Je peux difficilement me contenter d’être juste Charley Ford. »
    Jesse envisagea diverses possibilités tandis
qu’ils traversaient une plaque de neige et tapaient leurs bottes sur la véranda
de la maison.
    « Johnson, suggéra-t-il enfin. Pourquoi
est-ce que tu ne t’appellerais pas Johnson ? »
    (Bien plus tard, Charley apprit que c’était le
nom d’un homme que Jesse avait poursuivi en justice pour « allégations
frauduleuses » dans le Tennessee.)
    La porte d’entrée s’ouvrit avec un appel d’air
et la contre-porte trembla contre le chambranle. Zee se découpa dans l’embrasure,
attifée d’un tablier orange en vichy ; à cheval sur l’une des larges
hanches de sa mère, Mary pleurait, les yeux baissés. Zee lança un regard triste
à Jesse, puis ouvrit la contre-porte qui s’embuait.
    « Tiens, Charley, cette fois », lâcha-t-elle.
    Dick Liddil récupéra
lentement de sa blessure, en raison d’une infection de couleur bordeaux
pareille à une pomme fendue qui bourgeonna sur le muscle de sa cuisse, mais
moins d’une semaine après la visite de Jesse, il était suffisamment rétabli
pour monter à cheval et il devint de plus en plus fréquent que Dick et Bob
déjeunent ensemble à Richmond, où ils travaillaient comme commis ou jouaient
aux dames à l’épicerie d’Elias Ford. Ils prétendaient bien haut être en quête d’autres
sources de revenus, mais prétextaient par ailleurs des engagements antérieurs
dès qu’on leur proposait un emploi. Ils se renseignèrent vaguement au sujet de
la bande de Jesse James, du bureau du shérif, des détectives d’Allan Pinkerton
et de la traque des auteurs des attaques de Winston et de Blue Cut. Bob s’avisa
alors de la présence de plus en plus insistante d’un homme qui prenait des
notes dans un cahier, seul à une table dans les saloons, qui fixait Dick
par-dessus la mousse de sa bière, appuyé à une queue de billard, ou qui se
retournait dans son immense capote grise de soldat, lorsqu’il passait dans la
rue sur un cheval châtain, pour observer les deux hors-la-loi qui se
débarrassaient de la neige sous leurs semelles avant d’entrer chez l’apothicaire.
    Pour finir, un jour à déjeuner au cours de la
semaine de Noël, Bob apporta son assiette de tourte au pigeon à la table ronde
du fond de la salle où était assis leur ange gardien renfrogné et se coupa une
bouchée avec sa cuillère en jaugeant son vis-à-vis.

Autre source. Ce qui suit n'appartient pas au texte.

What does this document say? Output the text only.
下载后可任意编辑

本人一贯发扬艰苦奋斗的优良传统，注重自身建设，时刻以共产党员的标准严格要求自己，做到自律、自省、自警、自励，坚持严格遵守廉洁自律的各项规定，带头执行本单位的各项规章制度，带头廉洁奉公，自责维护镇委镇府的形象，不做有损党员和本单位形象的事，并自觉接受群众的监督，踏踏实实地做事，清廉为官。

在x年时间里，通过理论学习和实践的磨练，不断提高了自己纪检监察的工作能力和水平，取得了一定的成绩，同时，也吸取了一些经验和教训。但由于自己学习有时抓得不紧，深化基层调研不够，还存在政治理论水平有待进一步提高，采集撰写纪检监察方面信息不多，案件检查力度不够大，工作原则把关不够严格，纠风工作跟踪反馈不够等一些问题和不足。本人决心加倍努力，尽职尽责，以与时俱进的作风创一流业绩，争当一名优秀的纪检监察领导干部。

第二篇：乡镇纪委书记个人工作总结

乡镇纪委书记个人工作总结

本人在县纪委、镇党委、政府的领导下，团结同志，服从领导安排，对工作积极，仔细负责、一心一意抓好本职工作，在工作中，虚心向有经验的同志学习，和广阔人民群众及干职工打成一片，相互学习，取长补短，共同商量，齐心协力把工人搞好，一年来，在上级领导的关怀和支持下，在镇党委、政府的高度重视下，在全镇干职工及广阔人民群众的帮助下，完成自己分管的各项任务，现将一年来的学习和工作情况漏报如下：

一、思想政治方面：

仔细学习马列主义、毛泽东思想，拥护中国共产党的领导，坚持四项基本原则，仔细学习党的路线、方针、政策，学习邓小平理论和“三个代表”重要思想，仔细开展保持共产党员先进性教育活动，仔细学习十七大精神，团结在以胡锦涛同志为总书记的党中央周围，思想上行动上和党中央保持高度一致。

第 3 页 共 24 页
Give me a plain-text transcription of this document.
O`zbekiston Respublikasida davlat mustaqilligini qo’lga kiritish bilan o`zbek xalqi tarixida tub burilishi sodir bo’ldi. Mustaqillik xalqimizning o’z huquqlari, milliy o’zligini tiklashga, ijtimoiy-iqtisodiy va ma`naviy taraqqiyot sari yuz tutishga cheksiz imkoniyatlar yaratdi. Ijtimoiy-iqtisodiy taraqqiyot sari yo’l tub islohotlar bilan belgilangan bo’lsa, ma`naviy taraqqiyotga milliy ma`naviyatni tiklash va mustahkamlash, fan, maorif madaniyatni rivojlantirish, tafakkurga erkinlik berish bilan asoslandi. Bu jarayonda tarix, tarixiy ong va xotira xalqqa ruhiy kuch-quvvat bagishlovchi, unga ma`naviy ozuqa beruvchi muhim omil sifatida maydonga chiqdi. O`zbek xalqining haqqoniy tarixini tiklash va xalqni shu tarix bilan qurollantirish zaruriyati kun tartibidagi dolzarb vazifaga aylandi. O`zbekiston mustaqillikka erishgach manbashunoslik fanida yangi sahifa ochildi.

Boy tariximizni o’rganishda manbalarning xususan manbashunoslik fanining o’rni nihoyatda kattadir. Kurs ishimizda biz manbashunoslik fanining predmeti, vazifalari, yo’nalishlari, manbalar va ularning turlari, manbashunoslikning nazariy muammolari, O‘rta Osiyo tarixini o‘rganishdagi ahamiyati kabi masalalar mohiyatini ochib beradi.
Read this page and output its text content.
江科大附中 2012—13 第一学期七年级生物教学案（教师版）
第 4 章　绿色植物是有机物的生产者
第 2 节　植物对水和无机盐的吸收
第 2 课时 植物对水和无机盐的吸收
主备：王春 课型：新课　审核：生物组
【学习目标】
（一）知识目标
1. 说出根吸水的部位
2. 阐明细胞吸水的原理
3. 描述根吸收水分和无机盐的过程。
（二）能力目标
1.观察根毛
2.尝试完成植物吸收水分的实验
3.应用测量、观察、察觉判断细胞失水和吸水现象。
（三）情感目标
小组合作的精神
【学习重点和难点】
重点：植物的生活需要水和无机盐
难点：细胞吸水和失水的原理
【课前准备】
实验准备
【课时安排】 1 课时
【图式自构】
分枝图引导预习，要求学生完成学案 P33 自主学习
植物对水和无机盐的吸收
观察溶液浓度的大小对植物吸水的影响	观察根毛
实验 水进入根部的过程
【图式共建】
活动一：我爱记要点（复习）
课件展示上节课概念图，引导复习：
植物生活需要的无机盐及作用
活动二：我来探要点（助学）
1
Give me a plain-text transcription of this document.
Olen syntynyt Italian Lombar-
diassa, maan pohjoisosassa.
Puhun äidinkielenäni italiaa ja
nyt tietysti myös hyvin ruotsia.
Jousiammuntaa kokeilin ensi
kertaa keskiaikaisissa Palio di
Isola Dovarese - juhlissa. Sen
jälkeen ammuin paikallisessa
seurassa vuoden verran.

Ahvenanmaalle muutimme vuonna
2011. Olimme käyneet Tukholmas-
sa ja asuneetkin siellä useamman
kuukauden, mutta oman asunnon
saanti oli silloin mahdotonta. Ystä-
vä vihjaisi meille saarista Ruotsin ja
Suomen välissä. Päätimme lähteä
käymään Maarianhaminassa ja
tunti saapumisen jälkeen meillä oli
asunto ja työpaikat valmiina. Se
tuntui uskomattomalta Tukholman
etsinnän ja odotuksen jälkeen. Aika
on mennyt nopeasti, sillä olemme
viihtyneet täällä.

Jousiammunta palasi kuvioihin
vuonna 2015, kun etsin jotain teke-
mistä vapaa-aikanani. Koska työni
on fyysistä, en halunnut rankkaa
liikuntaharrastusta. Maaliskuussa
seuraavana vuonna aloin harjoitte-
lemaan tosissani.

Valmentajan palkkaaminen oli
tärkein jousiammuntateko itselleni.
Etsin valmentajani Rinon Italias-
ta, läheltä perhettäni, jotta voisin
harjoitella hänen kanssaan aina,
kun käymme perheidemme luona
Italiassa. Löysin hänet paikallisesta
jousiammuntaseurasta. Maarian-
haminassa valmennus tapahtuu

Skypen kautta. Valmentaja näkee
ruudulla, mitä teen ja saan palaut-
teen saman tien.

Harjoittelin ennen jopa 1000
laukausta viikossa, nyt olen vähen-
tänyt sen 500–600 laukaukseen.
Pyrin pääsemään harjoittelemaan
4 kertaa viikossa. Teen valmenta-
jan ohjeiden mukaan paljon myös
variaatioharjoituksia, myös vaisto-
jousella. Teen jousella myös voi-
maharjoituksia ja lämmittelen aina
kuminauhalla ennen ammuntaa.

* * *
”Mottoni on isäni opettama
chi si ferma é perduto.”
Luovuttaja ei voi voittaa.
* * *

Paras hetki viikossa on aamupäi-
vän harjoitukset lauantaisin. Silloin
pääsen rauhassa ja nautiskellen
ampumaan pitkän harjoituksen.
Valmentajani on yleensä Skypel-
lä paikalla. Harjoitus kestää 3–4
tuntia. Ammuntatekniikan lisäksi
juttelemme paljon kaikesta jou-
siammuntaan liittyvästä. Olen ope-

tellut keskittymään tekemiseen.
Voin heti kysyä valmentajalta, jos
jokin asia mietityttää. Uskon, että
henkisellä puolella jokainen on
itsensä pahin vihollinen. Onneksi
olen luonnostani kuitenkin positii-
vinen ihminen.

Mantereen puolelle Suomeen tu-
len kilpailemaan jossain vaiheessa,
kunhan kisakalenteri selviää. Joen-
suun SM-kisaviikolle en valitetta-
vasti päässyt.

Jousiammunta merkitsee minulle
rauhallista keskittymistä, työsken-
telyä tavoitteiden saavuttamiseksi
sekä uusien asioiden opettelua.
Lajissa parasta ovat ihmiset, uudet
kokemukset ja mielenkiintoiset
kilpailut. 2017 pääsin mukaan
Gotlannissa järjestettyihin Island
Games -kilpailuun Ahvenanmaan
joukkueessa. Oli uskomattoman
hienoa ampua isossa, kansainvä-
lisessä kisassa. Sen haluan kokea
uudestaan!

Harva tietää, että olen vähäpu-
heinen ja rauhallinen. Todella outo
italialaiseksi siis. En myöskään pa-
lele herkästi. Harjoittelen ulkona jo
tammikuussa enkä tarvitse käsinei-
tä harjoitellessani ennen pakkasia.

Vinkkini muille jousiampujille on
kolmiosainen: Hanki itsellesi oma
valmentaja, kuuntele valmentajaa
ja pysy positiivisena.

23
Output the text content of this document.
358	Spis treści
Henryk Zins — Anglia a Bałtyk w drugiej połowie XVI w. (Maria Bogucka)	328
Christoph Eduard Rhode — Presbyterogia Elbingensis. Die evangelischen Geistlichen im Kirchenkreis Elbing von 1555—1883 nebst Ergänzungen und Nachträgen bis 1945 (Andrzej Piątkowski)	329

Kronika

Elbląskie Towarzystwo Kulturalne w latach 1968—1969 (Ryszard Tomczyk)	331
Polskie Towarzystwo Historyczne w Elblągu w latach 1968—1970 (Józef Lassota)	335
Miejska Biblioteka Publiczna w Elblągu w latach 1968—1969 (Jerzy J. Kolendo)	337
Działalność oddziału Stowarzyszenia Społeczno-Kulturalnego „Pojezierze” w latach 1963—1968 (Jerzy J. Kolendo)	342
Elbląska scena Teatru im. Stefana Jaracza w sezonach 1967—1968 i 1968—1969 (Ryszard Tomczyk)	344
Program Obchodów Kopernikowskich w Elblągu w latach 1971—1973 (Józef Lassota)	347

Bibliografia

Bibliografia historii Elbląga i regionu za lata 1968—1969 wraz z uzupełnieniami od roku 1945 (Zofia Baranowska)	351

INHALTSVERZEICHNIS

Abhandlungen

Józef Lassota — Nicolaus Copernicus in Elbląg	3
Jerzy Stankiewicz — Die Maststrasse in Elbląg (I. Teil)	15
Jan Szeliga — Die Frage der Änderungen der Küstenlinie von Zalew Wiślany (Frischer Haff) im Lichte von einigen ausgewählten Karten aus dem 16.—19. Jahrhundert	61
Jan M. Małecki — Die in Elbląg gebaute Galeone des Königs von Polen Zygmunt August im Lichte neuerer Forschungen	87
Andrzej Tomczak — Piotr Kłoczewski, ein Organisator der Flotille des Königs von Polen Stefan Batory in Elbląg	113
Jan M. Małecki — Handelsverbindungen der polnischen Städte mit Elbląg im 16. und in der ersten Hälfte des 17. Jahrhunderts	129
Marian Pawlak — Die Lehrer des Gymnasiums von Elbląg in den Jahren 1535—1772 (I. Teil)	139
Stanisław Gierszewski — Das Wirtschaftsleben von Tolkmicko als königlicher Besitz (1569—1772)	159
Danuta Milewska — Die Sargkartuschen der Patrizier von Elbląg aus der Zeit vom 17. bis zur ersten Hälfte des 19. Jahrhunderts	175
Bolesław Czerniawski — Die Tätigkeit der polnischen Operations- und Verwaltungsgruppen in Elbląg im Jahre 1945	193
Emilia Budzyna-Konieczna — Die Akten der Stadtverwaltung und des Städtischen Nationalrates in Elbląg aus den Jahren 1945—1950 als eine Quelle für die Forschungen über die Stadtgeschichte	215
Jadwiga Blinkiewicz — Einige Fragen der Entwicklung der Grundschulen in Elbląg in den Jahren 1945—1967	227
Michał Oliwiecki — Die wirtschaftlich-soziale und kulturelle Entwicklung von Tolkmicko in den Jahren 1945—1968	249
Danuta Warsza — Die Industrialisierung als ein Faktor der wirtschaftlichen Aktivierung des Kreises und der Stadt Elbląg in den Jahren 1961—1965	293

    Comparé à Bob, l’homme était énorme – aussi
grand que Frank James, mais plus musclé, un mètre quatre-vingt-huit au bas mot,
le poitrail et les épaules aussi larges qu’un portail. Il était d’une beauté
exceptionnelle, exotique, non exempte de malveillance. Il avait des airs de
dresseur de lion ou d’exilé interlope de mélodrame ; il avait la peau
aussi brune que la robe de son cheval, sa moustache lui recouvrait la bouche, telles
les ailes d’un corbeau et ses yeux qui étudiaient Bob avec une arrogance
confinant à l’animosité luisaient du même noir que le café au fond d’une tasse.
    « Navré de vous déranger, s’excusa Bob. Je
ne voudrais pas interrompre votre repas, mais je n’arrête pas de voir votre
tête un peu partout dans Richmond et je ne vous remets pas.
    — Je suis propriétaire d’une écurie de
louage à Liberty. Peut-être que c’est là-bas que vous m’avez vu.
    — Bien sûr. Ça doit être ça. »
    L’homme loucha derrière Bob, vers Dick.
    « Pourquoi ne pas inviter votre ami à
nous rejoindre pour que nous fassions connaissance ? »
    Bob y réfléchit un instant, puis fit signe à
Dick, qui descendit de son tabouret et boitilla jusqu’à eux avec sa tasse en
semant des gouttelettes de café rondes comme des piécettes sur le plancher. D’une
botte invisible, l’homme écarta deux chaises de la table et Dick et Bob prirent
place avec méfiance.
    « J’ai aussi été constable du district de
Liberty pendant deux ans. Il se pourrait que ce soit de là que vous me
connaissiez.
    — Non, ce doit plutôt être à cause de l’écurie. »
    Dick se voûta au-dessus de sa tasse à café
afin de dissimuler autant que possible son visage.